In 1776, a few months after writing The Declaration of Independence, Thomas Jefferson copied these words from his hero, the English philosopher, John Locke: “[He] sais: ‘neither Pagan nor Mahometan [Muslim] nor Jew ought to be excluded from the civil rights of the Commonwealth because of his religion.” Locke wrote these words originally in 1689 in “A Letter Concerning Toleration.” Jefferson’s notation of Locke’s precedent remains an early indication that he included Muslims and Jews in his ambit of religious freedom.
What is the basis of Jefferson’s strong commitment to religious liberty?
Jefferson saw firsthand how Protestants were persecuted in Virginia by other Protestants, and his legislative attempts to abolish these coercive practices he described in his autobiography as “the severest contests in which I have ever been engaged.” He wanted the United States to avoid violent conflicts over religion, which had proved so destructive in Europe.
In Jefferson’s most important legislation, the Virginia Statute for Religious Freedom, he asserted: “our civil rights have no dependance on our religious opinions.” This 1786 legal precedent influenced the abolition of a religious test in the U.S. Constitution and the First Amendment. Recalling the intended “universal” scope of this legislation in 1821, five years before his death, Jefferson insisted that it was intended “to comprehend within the mantle of its protection, the Jew and the Gentile, the Christian and Mahometan, the Hindoo, and Infidel of every denomination.” This legislation remains one of the three achievements he wished to be placed upon his tombstone.
Is Islam specifically mentioned in the writings of the founders?
Muslims were mentioned explicitly and not infrequently in key early national debates about religious liberty and civic equality, then intended only for free, white men. Muslims were often linked to Jews and Catholics in these exchanges. While a Protestant majority argued that all three groups should be excluded as threatening and despised minorities, a smaller, pivotal group including Jefferson, James Madison and George Washington argued that all three non-Protestant groups should be granted both religious freedom and equal rights, at least in theory.
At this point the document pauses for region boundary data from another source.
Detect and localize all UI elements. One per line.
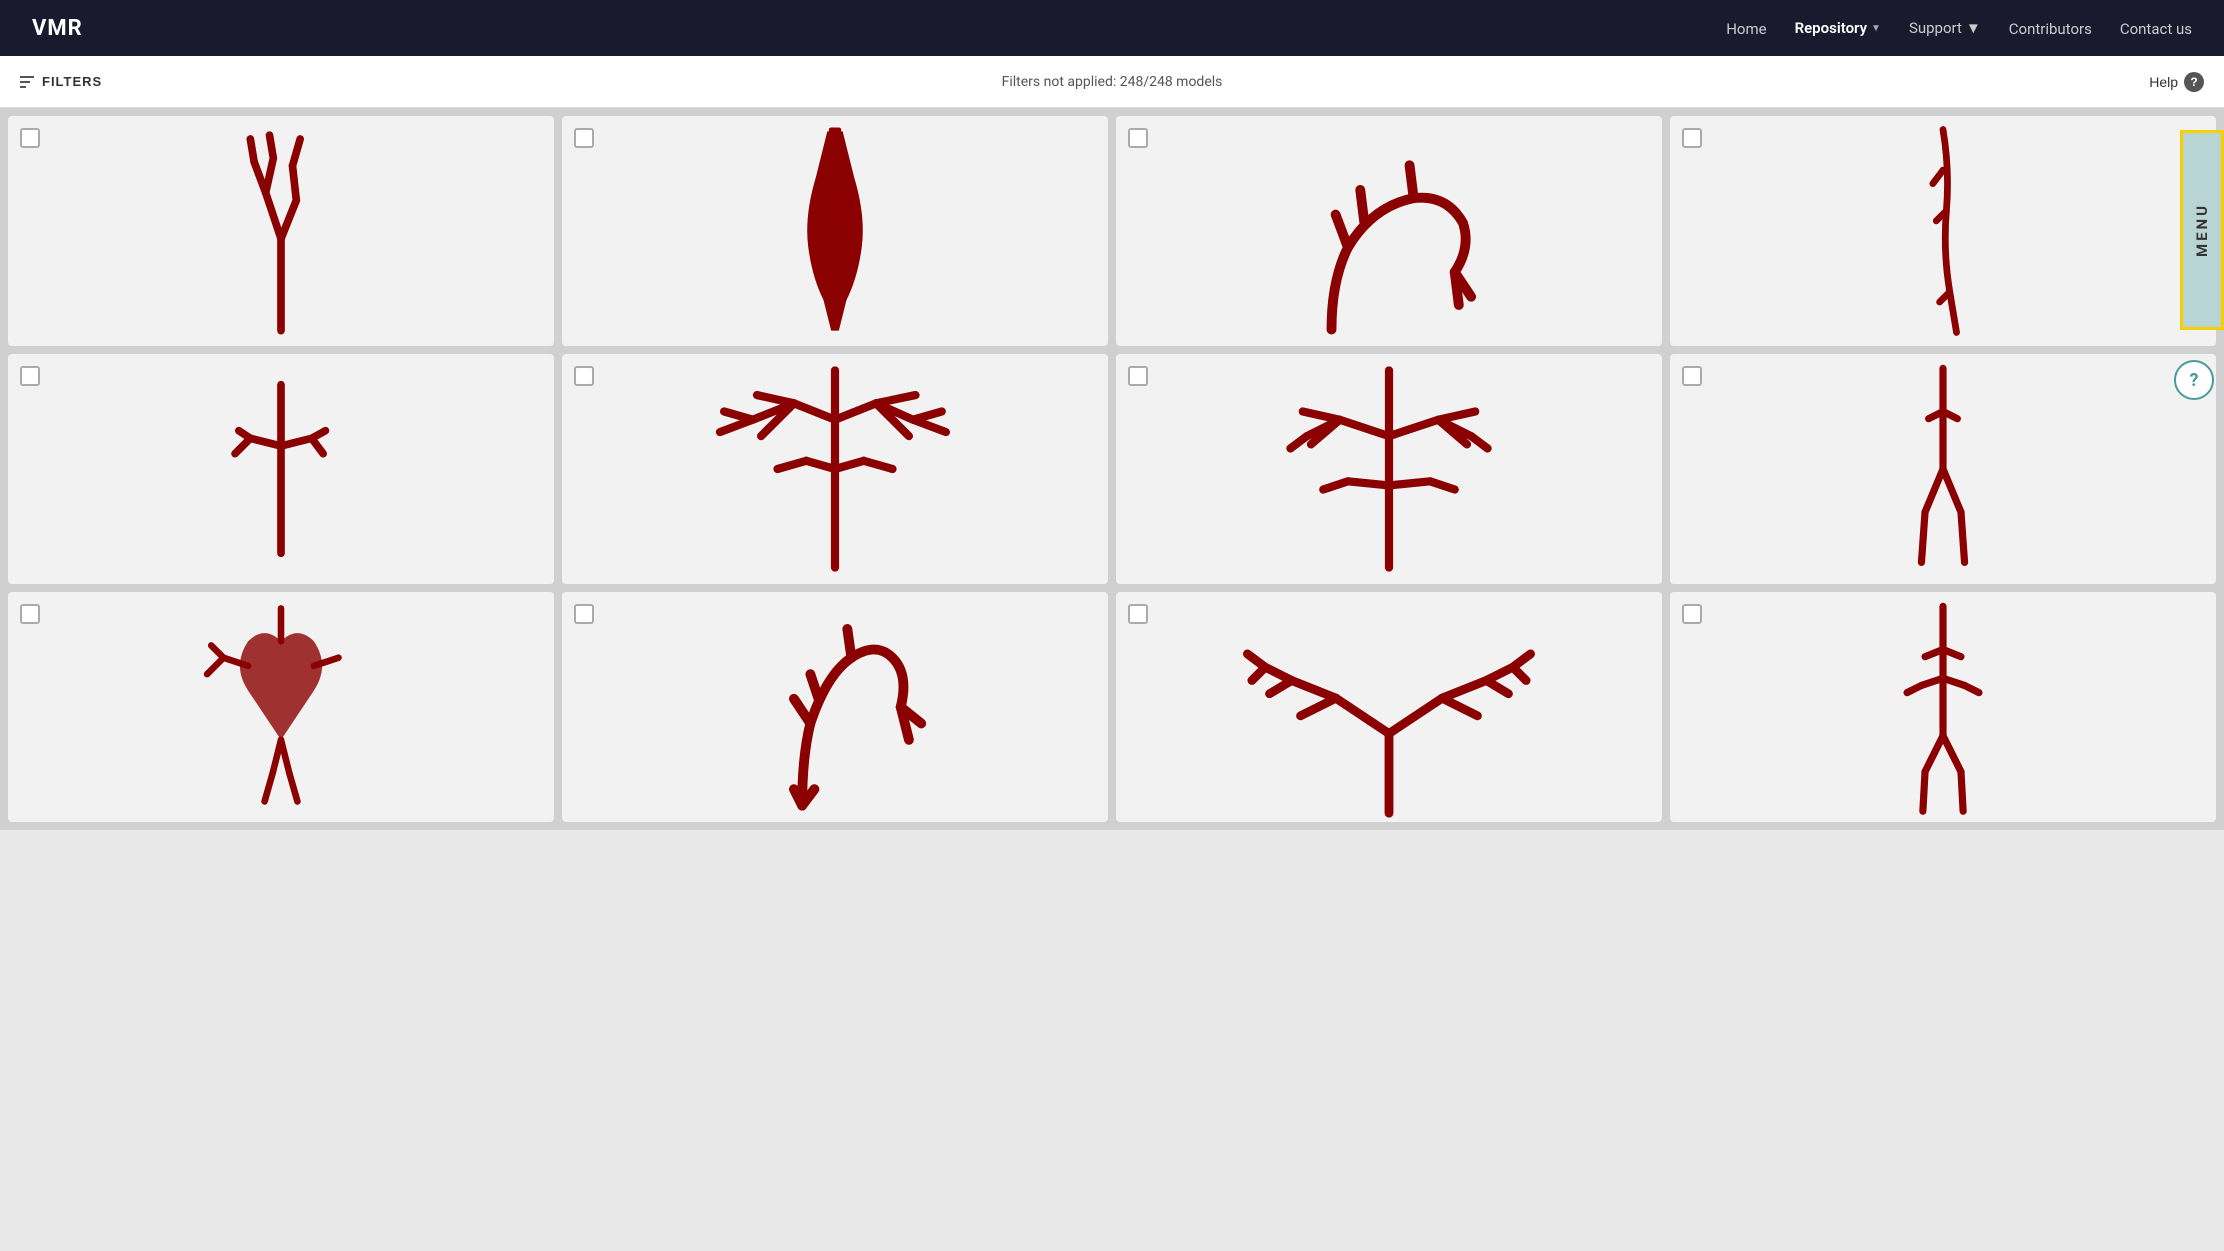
card-checkbox[interactable]: [20, 128, 40, 148]
model-card[interactable]: [562, 116, 1108, 346]
brand-logo[interactable]: VMR: [32, 16, 83, 41]
model-card[interactable]: [1670, 354, 2216, 584]
card-checkbox[interactable]: [1682, 604, 1702, 624]
model-card[interactable]: [8, 116, 554, 346]
menu-tab-label: MENU: [2193, 203, 2211, 257]
help-fixed-icon[interactable]: ?: [2174, 360, 2214, 400]
filters-button[interactable]: FILTERS: [20, 74, 102, 89]
card-checkbox[interactable]: [20, 604, 40, 624]
card-checkbox[interactable]: [574, 604, 594, 624]
model-card[interactable]: [8, 592, 554, 822]
model-card[interactable]: [562, 592, 1108, 822]
model-card[interactable]: [1116, 116, 1662, 346]
repository-caret: ▼: [1871, 23, 1881, 34]
filters-label: FILTERS: [42, 74, 102, 89]
help-icon: ?: [2184, 72, 2204, 92]
nav-contributors[interactable]: Contributors: [2009, 20, 2092, 38]
nav-repository[interactable]: Repository ▼: [1795, 19, 1881, 37]
model-card[interactable]: [8, 354, 554, 584]
filter-icon: [20, 76, 34, 88]
model-card[interactable]: [1670, 116, 2216, 346]
card-checkbox[interactable]: [1128, 366, 1148, 386]
model-grid: [0, 108, 2224, 830]
nav-support[interactable]: Support ▼: [1909, 19, 1981, 37]
help-label: Help: [2149, 74, 2178, 90]
card-checkbox[interactable]: [574, 366, 594, 386]
nav-home[interactable]: Home: [1726, 20, 1766, 38]
model-card[interactable]: [1116, 592, 1662, 822]
model-card[interactable]: [1116, 354, 1662, 584]
navbar: VMR Home Repository ▼ Support ▼ Contribu…: [0, 0, 2224, 56]
nav-contact[interactable]: Contact us: [2120, 20, 2192, 38]
card-checkbox[interactable]: [1128, 604, 1148, 624]
filter-bar: FILTERS Filters not applied: 248/248 mod…: [0, 56, 2224, 108]
card-checkbox[interactable]: [574, 128, 594, 148]
help-button[interactable]: Help ?: [2149, 72, 2204, 92]
card-checkbox[interactable]: [1128, 128, 1148, 148]
card-checkbox[interactable]: [1682, 128, 1702, 148]
model-card[interactable]: [1670, 592, 2216, 822]
card-checkbox[interactable]: [1682, 366, 1702, 386]
support-caret: ▼: [1966, 19, 1981, 37]
model-card[interactable]: [562, 354, 1108, 584]
menu-tab[interactable]: MENU: [2180, 130, 2224, 330]
card-checkbox[interactable]: [20, 366, 40, 386]
filter-status: Filters not applied: 248/248 models: [1002, 74, 1223, 90]
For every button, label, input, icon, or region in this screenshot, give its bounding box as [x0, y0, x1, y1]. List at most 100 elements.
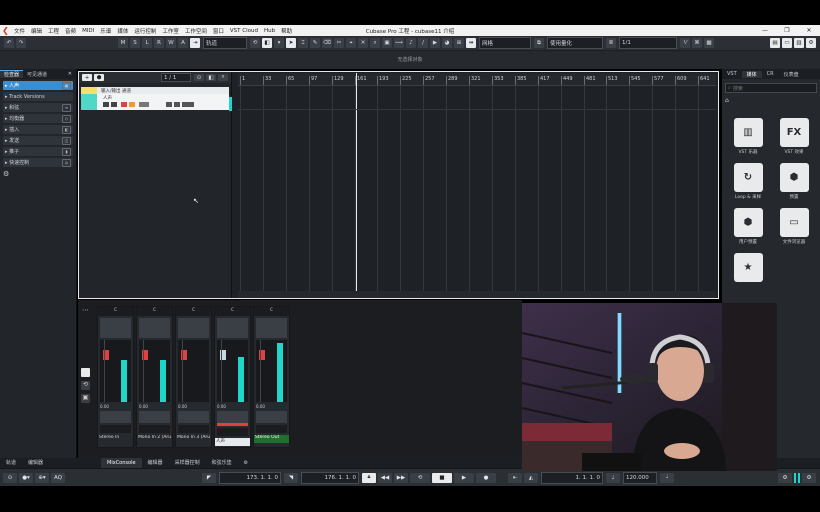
insert-slot[interactable] — [100, 318, 131, 338]
fader-area[interactable] — [256, 340, 287, 402]
audio-quality-icon[interactable]: AQ — [51, 472, 65, 483]
fader-area[interactable] — [139, 340, 170, 402]
minimize-button[interactable]: — — [754, 25, 776, 36]
edit-button[interactable] — [166, 102, 172, 107]
apply-quantize-icon[interactable]: ⅟ — [680, 38, 690, 48]
section-toggle-icon[interactable]: ◧ — [62, 125, 71, 134]
pan-knob[interactable]: C — [137, 307, 172, 316]
channel-buttons[interactable] — [178, 411, 209, 423]
pencil-tool-icon[interactable]: ✎ — [310, 38, 320, 48]
channel-buttons[interactable] — [139, 411, 170, 423]
inspector-section[interactable]: ▸ 推子 ▮ — [3, 147, 73, 156]
timeline-ruler[interactable]: 1 33 65 97 129 161 193 225 257 289 321 353 385 417 449… — [238, 73, 716, 86]
read-button[interactable]: R — [154, 38, 164, 48]
solo-all-button[interactable]: S — [130, 38, 140, 48]
punch-in-icon[interactable]: ⇤ — [508, 472, 522, 483]
menu-item[interactable]: 乐谱 — [100, 27, 111, 35]
lock-icon[interactable]: 🔒︎ — [362, 472, 376, 483]
mixer-channel-strip[interactable]: C 0.00 Stereo Out — [253, 306, 290, 448]
media-tile[interactable]: ⬢ 用户预置 — [725, 208, 771, 245]
color-picker-icon[interactable]: ▩ — [704, 38, 714, 48]
tab-vst[interactable]: VST — [722, 71, 742, 77]
menu-item[interactable]: VST Cloud — [230, 28, 258, 34]
drumstick-tool-icon[interactable]: ♪ — [406, 38, 416, 48]
audio-track[interactable]: 人声 — [81, 94, 229, 110]
undo-icon[interactable]: ↶ — [4, 38, 14, 48]
menu-item[interactable]: 媒体 — [117, 27, 128, 35]
channel-buttons[interactable] — [217, 411, 248, 426]
pan-knob[interactable]: C — [215, 307, 250, 316]
write-button[interactable]: W — [166, 38, 176, 48]
left-locator-field[interactable]: 173. 1. 1. 0 — [219, 471, 281, 484]
section-toggle-icon[interactable]: ▮ — [62, 147, 71, 156]
tab-chord-pads[interactable]: 和弦乐垫 — [206, 458, 238, 468]
snap-icon[interactable]: ◧ — [262, 38, 272, 48]
event-display[interactable] — [238, 73, 716, 291]
forward-icon[interactable]: ▶▶ — [394, 472, 408, 483]
auto-button[interactable]: A — [178, 38, 188, 48]
play-button[interactable]: ▶ — [454, 472, 474, 483]
mixer-menu-icon[interactable]: ⋯ — [82, 306, 89, 314]
mixer-channel-strip[interactable]: C 0.00 人声 — [214, 306, 251, 448]
inspector-section[interactable]: ▸ 发送 ◫ — [3, 136, 73, 145]
menu-item[interactable]: MIDI — [82, 28, 94, 34]
pan-knob[interactable]: C — [176, 307, 211, 316]
track-select[interactable]: 轨道 — [203, 37, 247, 49]
tab-visibility[interactable]: 可见通道 — [23, 71, 51, 78]
snap-on-icon[interactable]: ⇹ — [466, 38, 476, 48]
add-track-icon[interactable]: + — [82, 74, 92, 81]
section-toggle-icon[interactable]: ◎ — [62, 158, 71, 167]
lanes-button[interactable] — [174, 102, 180, 107]
playhead[interactable] — [356, 73, 357, 291]
stop-button[interactable]: ■ — [432, 472, 452, 483]
mixer-rack-icon[interactable] — [81, 368, 90, 377]
inspector-section[interactable]: ▸ 和弦 ≡ — [3, 103, 73, 112]
line-tool-icon[interactable]: ∕ — [418, 38, 428, 48]
tab-meter[interactable]: 仪表盘 — [779, 71, 804, 78]
tab-tracks[interactable]: 轨道 — [0, 458, 22, 468]
horizontal-scrollbar[interactable] — [238, 291, 716, 298]
media-tile[interactable]: ★ — [725, 253, 771, 284]
track-search-icon[interactable]: ⌕ — [218, 74, 228, 81]
menu-item[interactable]: 编辑 — [31, 27, 42, 35]
record-button[interactable]: ● — [476, 472, 496, 483]
quantize-value-select[interactable]: 1/1 — [619, 37, 677, 49]
insert-slot[interactable] — [256, 318, 287, 338]
section-toggle-icon[interactable]: ● — [62, 81, 71, 90]
redo-icon[interactable]: ↷ — [16, 38, 26, 48]
tab-mixconsole[interactable]: MixConsole — [101, 458, 142, 468]
quantize-icon[interactable]: ⧉ — [534, 38, 544, 48]
mixer-snapshot-icon[interactable]: ▣ — [81, 394, 90, 403]
section-toggle-icon[interactable]: ◫ — [62, 136, 71, 145]
routing-slot[interactable] — [256, 425, 287, 433]
tab-sampler-control[interactable]: 采样器控制 — [169, 458, 206, 468]
mixer-channel-strip[interactable]: C 0.00 Stereo In — [97, 306, 134, 448]
play-tool-icon[interactable]: ▶ — [430, 38, 440, 48]
inspector-section[interactable]: ▸ 人声 ● — [3, 81, 73, 90]
routing-slot[interactable] — [178, 425, 209, 433]
pointer-tool-icon[interactable]: ➤ — [286, 38, 296, 48]
media-tile[interactable]: ↻ Loop & 采样 — [725, 163, 771, 200]
pan-knob[interactable]: C — [254, 307, 289, 316]
eraser-tool-icon[interactable]: ⌫ — [322, 38, 332, 48]
maximize-button[interactable]: ❐ — [776, 25, 798, 36]
pan-knob[interactable]: C — [98, 307, 133, 316]
tab-media[interactable]: 媒体 — [741, 70, 762, 78]
menu-item[interactable]: 工作室 — [162, 27, 179, 35]
quantize-panel-icon[interactable]: ⌘ — [692, 38, 702, 48]
media-tile[interactable]: ⬢ 预置 — [771, 163, 817, 200]
tab-editor-left[interactable]: 编辑器 — [22, 458, 49, 468]
inspector-section[interactable]: ▸ 快速控制 ◎ — [3, 158, 73, 167]
record-enable-button[interactable] — [121, 102, 127, 107]
iq-icon[interactable]: ≣ — [606, 38, 616, 48]
right-locator-icon[interactable]: ◥ — [284, 472, 298, 483]
fader-area[interactable] — [217, 340, 248, 402]
insert-slot[interactable] — [139, 318, 170, 338]
sync-icon[interactable]: ⚙ — [778, 472, 792, 483]
routing-slot[interactable] — [217, 428, 248, 436]
menu-item[interactable]: 窗口 — [213, 27, 224, 35]
menu-item[interactable]: 帮助 — [281, 27, 292, 35]
loop-icon[interactable]: ⟲ — [250, 38, 260, 48]
activity-icon[interactable]: ⊙ — [3, 472, 17, 483]
media-tile[interactable]: ▭ 文件浏览器 — [771, 208, 817, 245]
Why do you say, “in theory”?
Jefferson, like Washington and Madison, wanted an ideally universal religious freedom, which included Muslims, never realizing that their support for slavery denied these cherished rights to the first American Muslims, slaves of West African origin, a group none of these Founders ever connected to the practice of Islam. Jefferson’s beloved “universal” religious legislation would be limited in ways he never appreciated by race and slavery.
How close is America today to the Jeffersonian ideal of universal religious freedom?
During the founding era, most Protestant Americans feared not just Muslims, but also Jews and Catholics. Some forget that Jews and Catholics struggled into the mid-20th century to claim the equal rights assured them in theory. Both groups were targeted as un- or even anti-American on the basis of their religious beliefs, and prejudices against them have not been eradicated entirely. Only Muslim citizens now remain the objects of defamatory, politicized assaults of the kind seen in Jefferson’s era.
How does the past allow us to reconsider the present?
History compels us to challenge ongoing prejudices, based on key founding precedents that continue to demand equal civil rights for Muslims. To accept less, as Americans, is a betrayal of founding Jeffersonian ideals.